Hal Clement
Iceworld (1953)
Reviewed: 1996-03-14

Sallman Ken is an unsuspecting science teacher when he is approached by the local police department who would like to take him into their service as an undercover narcotics agent. There is a drug out there, extremely dangerous as it is a gas that can be administered without the victim's consent, and instantly addictive on first exposure. The substance comes from off-planet, and there are some vague hints which make the police believe that the drug runners are likely to hire somebody with Ken's background.

Ken accepts, is soon employed by a suspicious outfit, and travels to a far away solar system. There he learns that his company trades with the seemingly primitive natives for a secret produce. His anxiety is quickly dampened, though, when he sees for the first time the planet in question: a bleak, exceedingly cold world, only dimly lit by its weak sun. Ken's new job is to research this hostile world and maybe learn enough about it to reproduce the conditions found there in order to allow the company to grow the produce itself. All too soon, Ken's suspicions about the nature of the operation are confirmed in a particularly unpleasant way.

The exploration of the unknown planet is the major focus of interest in this novel. A world so cold it even causes the very air our scientist breathes to freeze, a realm of strange substances and even stranger life. It is also a lesson on how preconceived ideas can interfere with serious research, how dangerous it is to rely on a frame of experience not applicable in the current context. Readers who didn't skimp on their school science will find Ken's lessons quite funny, as we are often a step ahead of our trusty explorer.

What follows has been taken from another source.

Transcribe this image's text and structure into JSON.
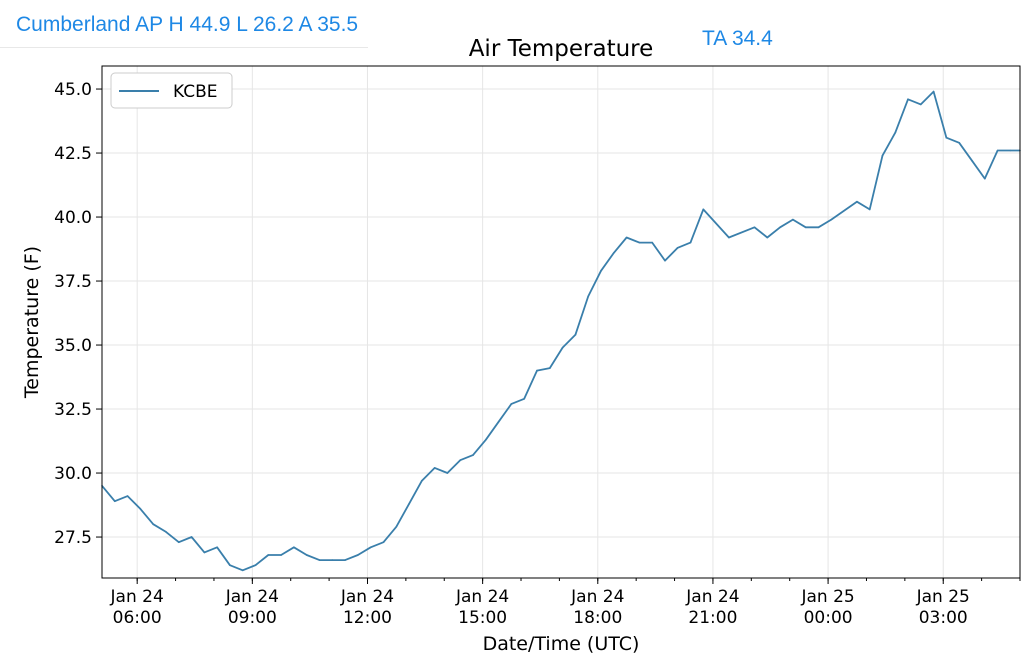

As usual for Clement, most excitement comes from unexpected manifestations of the laws of physics and related sciences. The crime story is mostly a prop to the setting and serves to add some nominal interest for those readers who don't think that the pitfalls of basic thermodynamics can hold up a hard SF novel on their own. Again, as usual, characterization and plot aren't Clement's forte. The novel has aged a bit, more than forty years later some astronomical details are known to be different, and the concept that girls can have brains too, isn't quite as progressive as it must have been back then.